We've looked at 'show jobs', however something like a sync-from or a action do not show up under jobs, jobs are more for something like to monitor.

Any thoughts?

4 Replies 4

joepak
Cisco Employee
Cisco Employee
Hi,

Ctrl-c performs the following - Abort a command/Clear Line

I would assume upon performing a sync-from or scp-to/from action, doing ctrl-c should abort the action.

Can you verify/confirm that the sync-from/scp action is still performed after supposedly aborting the command via ctrl-c?
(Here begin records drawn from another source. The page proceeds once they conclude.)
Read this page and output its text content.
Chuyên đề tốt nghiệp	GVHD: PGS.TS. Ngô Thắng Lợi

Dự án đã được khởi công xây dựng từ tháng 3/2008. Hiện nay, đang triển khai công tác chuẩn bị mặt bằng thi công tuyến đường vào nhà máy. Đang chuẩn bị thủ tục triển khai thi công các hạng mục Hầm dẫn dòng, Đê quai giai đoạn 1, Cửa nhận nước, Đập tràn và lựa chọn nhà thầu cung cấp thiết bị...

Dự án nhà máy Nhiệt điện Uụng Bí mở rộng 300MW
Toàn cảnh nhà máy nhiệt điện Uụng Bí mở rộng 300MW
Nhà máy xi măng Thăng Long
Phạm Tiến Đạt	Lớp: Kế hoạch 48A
Here is an scp-to example:

Here's a way to see the issue for yourself:

  1. Find a big file.  Or make your own: 
    dd if=/dev/urandom of=/tmp/bigfile bs=4096 count=1000000
  2. Use NSO to SCP it to a device.
    devices device csr1 scp-to local-file /tmp/bigfile remote-file bigfile
  3. In another window, log in to the device directly (e.g., with SSH) and check the size of the file
    dir bigfile
    If you repeat this command, you can watch the file grow.
  4. Back in NSO, use ctrl-c to abort the scp process.  You'll see a message like "Aborted: by user"
    Even though it says aborted, it is still now running in the background.  You can confirm this by going back to your other window and seeing that the file size is continuing to grow in size.

 

 

We encountered the same thing when initially onboarding devices, where we did not fetch the ssh host keys and ran connect, of course every device was failing. We ctrl+C out of the connect, however it still attempted every device.

I accidentally forgot about this discussion... I would say open a TAC case to further investigate. Simply provide your observations/evidence and let's see if TAC can assist you further.

 

 

Thank you!

Thanks Joey, we have a TAC case open, I thought I would check if anyone on Dev Hub had other ideas or work arounds.